Arduino can be used to develop interactive objects, taking inputs from a variety of switches or sensors, and controlling a variety of lights, motors, and other physical outputs. Arduino projects can be stand-alone, or they can communicate with software running on your computer (e.g. Flash, Processing, MaxMSP.) The boards can be assembled by hand or purchased preassembled; the open-source IDE can be downloaded for free.
The Arduino programming language is an implementation of Wiring, a similar physical computing platform, which is based on the Processing multimedia programming environment. The Arduino’s designers sought to provide an inexpensive and easy way for hobbyists, students, and professionals to create devices that interact with their environment using sensors and actuators. Common examples for beginner hobbyists include simple robots, thermostats and motion detectors. It comes with a simple integrated development environment (IDE) that runs on regular personal computers and allows users to write programs for Arduino using C or C++.
A hardware thesis was contributed for a wiring design by Colombian student Hernando Barragan. After the wiring platform was complete, researchers worked to make it lighter, less expensive, and available to the open source community. The school eventually closed down, so these researchers, one of them David Cuartielles, promoted the idea.
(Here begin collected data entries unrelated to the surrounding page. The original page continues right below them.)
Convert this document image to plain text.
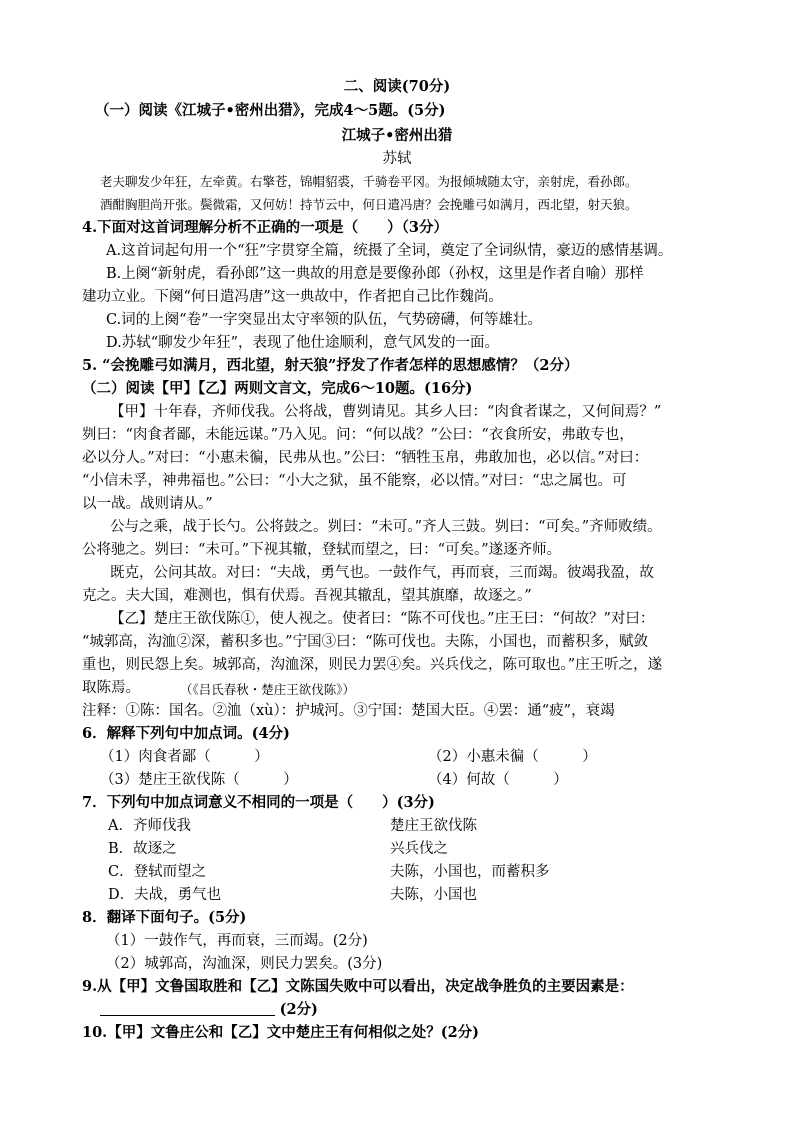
二、阅读(70分)
（一）阅读《江城子•密州出猎》，完成4～5题。(5分)
江城子•密州出猎
苏轼
老夫聊发少年狂，左牵黄。右擎苍，锦帽貂裘，千骑卷平冈。为报倾城随太守，亲射虎，看孙郎。
酒酣胸胆尚开张。鬓微霜，又何妨！持节云中，何日遣冯唐？会挽雕弓如满月，西北望，射天狼。
4.下面对这首词理解分析不正确的一项是（　　）（3分）
A.这首词起句用一个“狂”字贯穿全篇，统摄了全词，奠定了全词纵情，豪迈的感情基调。
B.上阕“新射虎，看孙郎”这一典故的用意是要像孙郎（孙权，这里是作者自喻）那样
建功立业。下阕“何日遣冯唐”这一典故中，作者把自己比作魏尚。
C.词的上阕“卷”一字突显出太守率领的队伍，气势磅礴，何等雄壮。
D.苏轼“聊发少年狂”，表现了他仕途顺利，意气风发的一面。
5. “会挽雕弓如满月，西北望，射天狼”抒发了作者怎样的思想感情？（2分）
（二）阅读【甲】【乙】两则文言文，完成6～10题。(16分)
【甲】十年春，齐师伐我。公将战，曹刿请见。其乡人曰：“肉食者谋之，又何间焉？”
刿曰：“肉食者鄙，未能远谋。”乃入见。问：“何以战？”公曰：“衣食所安，弗敢专也，
必以分人。”对曰：“小惠未徧，民弗从也。”公曰：“牺牲玉帛，弗敢加也，必以信。”对曰：
“小信未孚，神弗福也。”公曰：“小大之狱，虽不能察，必以情。”对曰：“忠之属也。可
以一战。战则请从。”
公与之乘，战于长勺。公将鼓之。刿曰：“未可。”齐人三鼓。刿曰：“可矣。”齐师败绩。
公将驰之。刿曰：“未可。”下视其辙，登轼而望之，曰：“可矣。”遂逐齐师。
既克，公问其故。对曰：“夫战，勇气也。一鼓作气，再而衰，三而竭。彼竭我盈，故
克之。夫大国，难测也，惧有伏焉。吾视其辙乱，望其旗靡，故逐之。”
【乙】楚庄王欲伐陈①，使人视之。使者曰：“陈不可伐也。”庄王曰：“何故？”对曰：
“城郭高，沟洫②深，蓄积多也。”宁国③曰：“陈可伐也。夫陈，小国也，而蓄积多，赋敛
重也，则民怨上矣。城郭高，沟洫深，则民力罢④矣。兴兵伐之，陈可取也。”庄王听之，遂
取陈焉。	（《吕氏春秋・楚庄王欲伐陈》）
注释：①陈：国名。②洫（xù）：护城河。③宁国：楚国大臣。④罢：通“疲”，衰竭
6．解释下列句中加点词。(4分)
（1）肉食者鄙（　　　）	（2）小惠未徧（　　　）
（3）楚庄王欲伐陈（　　　）	（4）何故（　　　）
7．下列句中加点词意义不相同的一项是（　　）(3分)
A．齐师伐我	楚庄王欲伐陈
B．故逐之	兴兵伐之
C．登轼而望之	夫陈，小国也，而蓄积多
D．夫战，勇气也	夫陈，小国也
8．翻译下面句子。(5分)
（1）一鼓作气，再而衰，三而竭。(2分)
（2）城郭高，沟洫深，则民力罢矣。(3分)
9.从【甲】文鲁国取胜和【乙】文陈国失败中可以看出，决定战争胜负的主要因素是：
(2分)
10.【甲】文鲁庄公和【乙】文中楚庄王有何相似之处？(2分)
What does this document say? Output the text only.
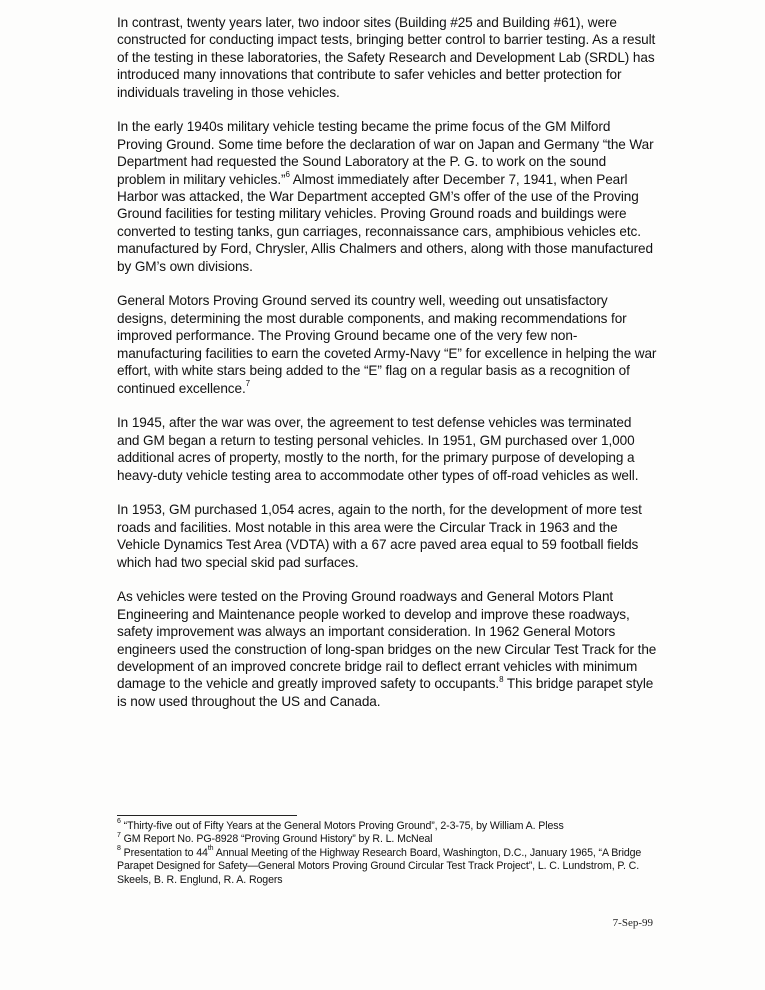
In contrast, twenty years later, two indoor sites (Building #25 and Building #61), were constructed for conducting impact tests, bringing better control to barrier testing. As a result of the testing in these laboratories, the Safety Research and Development Lab (SRDL) has introduced many innovations that contribute to safer vehicles and better protection for individuals traveling in those vehicles.

In the early 1940s military vehicle testing became the prime focus of the GM Milford Proving Ground. Some time before the declaration of war on Japan and Germany “the War Department had requested the Sound Laboratory at the P. G. to work on the sound problem in military vehicles.”$^6$ Almost immediately after December 7, 1941, when Pearl Harbor was attacked, the War Department accepted GM’s offer of the use of the Proving Ground facilities for testing military vehicles. Proving Ground roads and buildings were converted to testing tanks, gun carriages, reconnaissance cars, amphibious vehicles etc. manufactured by Ford, Chrysler, Allis Chalmers and others, along with those manufactured by GM’s own divisions.

General Motors Proving Ground served its country well, weeding out unsatisfactory designs, determining the most durable components, and making recommendations for improved performance. The Proving Ground became one of the very few non-manufacturing facilities to earn the coveted Army-Navy “E” for excellence in helping the war effort, with white stars being added to the “E” flag on a regular basis as a recognition of continued excellence.$^7$

In 1945, after the war was over, the agreement to test defense vehicles was terminated and GM began a return to testing personal vehicles. In 1951, GM purchased over 1,000 additional acres of property, mostly to the north, for the primary purpose of developing a heavy-duty vehicle testing area to accommodate other types of off-road vehicles as well.

In 1953, GM purchased 1,054 acres, again to the north, for the development of more test roads and facilities. Most notable in this area were the Circular Track in 1963 and the Vehicle Dynamics Test Area (VDTA) with a 67 acre paved area equal to 59 football fields which had two special skid pad surfaces.

As vehicles were tested on the Proving Ground roadways and General Motors Plant Engineering and Maintenance people worked to develop and improve these roadways, safety improvement was always an important consideration. In 1962 General Motors engineers used the construction of long-span bridges on the new Circular Test Track for the development of an improved concrete bridge rail to deflect errant vehicles with minimum damage to the vehicle and greatly improved safety to occupants.$^8$ This bridge parapet style is now used throughout the US and Canada.

$^6$ “Thirty-five out of Fifty Years at the General Motors Proving Ground”, 2-3-75, by William A. Pless

$^7$ GM Report No. PG-8928 “Proving Ground History” by R. L. McNeal

$^8$ Presentation to 44th Annual Meeting of the Highway Research Board, Washington, D.C., January 1965, “A Bridge Parapet Designed for Safety—General Motors Proving Ground Circular Test Track Project”, L. C. Lundstrom, P. C. Skeels, B. R. Englund, R. A. Rogers

7-Sep-99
There are many other microcontrollers and microcontroller platforms available for physical computing. Parallax Basic Stamp, Netmedia’s BX-24, Phidgets, MIT’s Handyboard, and many others offer similar functionality. All of these tools take the messy details of microcontroller programming and wrap it up in an easy-to-use package. Arduino also simplifies the process of working with microcontrollers, but it offers some advantage for teachers, students, and interested amateurs over other systems:
Inexpensive – Arduino boards are relatively inexpensive compared to other microcontroller platforms. The least expensive version of the Arduino module can be assembled by hand, and even the pre-assembled Arduino modules cost less than $50
Cross-platform – The Arduino software runs on Windows, Macintosh OSX, and Linux operating systems. Most microcontroller systems are limited to Windows.
Simple, clear programming environment – The Arduino programming environment is easy-to-use for beginners, yet flexible enough for advanced users to take advantage of as well. For teachers, it’s conveniently based on the Processing programming environment, so students learning to program in that environment will be familiar with the look and feel of Arduino
Open source and extensible software- The Arduino software is published as open source tools, available for extension by experienced programmers. The language can be expanded through C++ libraries, and people wanting to understand the technical details can make the leap from Arduino to the AVR C programming language on which it’s based. Similarly, you can add AVR-C code directly into your Arduino programs if you want to.
Open source and extensible hardware – The Arduino is based on Atmel’s ATMEGA8 and ATMEGA168 microcontrollers. The plans for the modules are published under a Creative Commons license, so experienced circuit designers can make their own version of the module, extending it and improving it. Even relatively inexperienced users can build the breadboard version of the module in order to understand how it works and save money.